Computer Underground Digest
- Editor: Jim Thomas
- News Editor: Gordon Meyer
- Categories: Online magazine
- Frequency: Weekly
- First issue: March 28, 1990
- Final issue Number: March 12, 2000 Volume 12, Issue 01
- Country: USA
- Language: English
- Website: computer-underground-digest.org

= Computer Underground Digest =

Online newsletter

The Computer Underground Digest (CuD) was a weekly online newsletter on early Internet cultural, social, and legal issues published by Gordon Meyer and Jim Thomas from March 1990 to March 2000.

==History==
Meyer and Thomas were Criminal Justice professors at Northern Illinois University, and intended the newsletter to cover topical social and legal issues generated during the rise of the telecommunications and the Internet.
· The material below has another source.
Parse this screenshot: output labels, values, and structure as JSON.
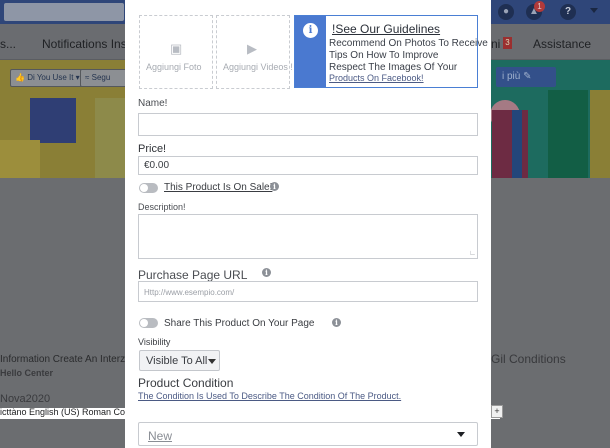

It existed primarily as an email mailing list and on USENET, though its archives were later provided on a website. The newsletter came to prominence when it published legal commentary and updates concerning the "hacker crackdowns" and federal indictments of Leonard Rose and Craig Neidorf of Phrack.

The CuD published commentary from its membership on subjects including the legal and social implications of the growing Internet (and later the web), book reviews of topical publications, and many off-topic postings by its readership. Overtaken by the growth of online forums on the web, it ceased publication in March, 2000.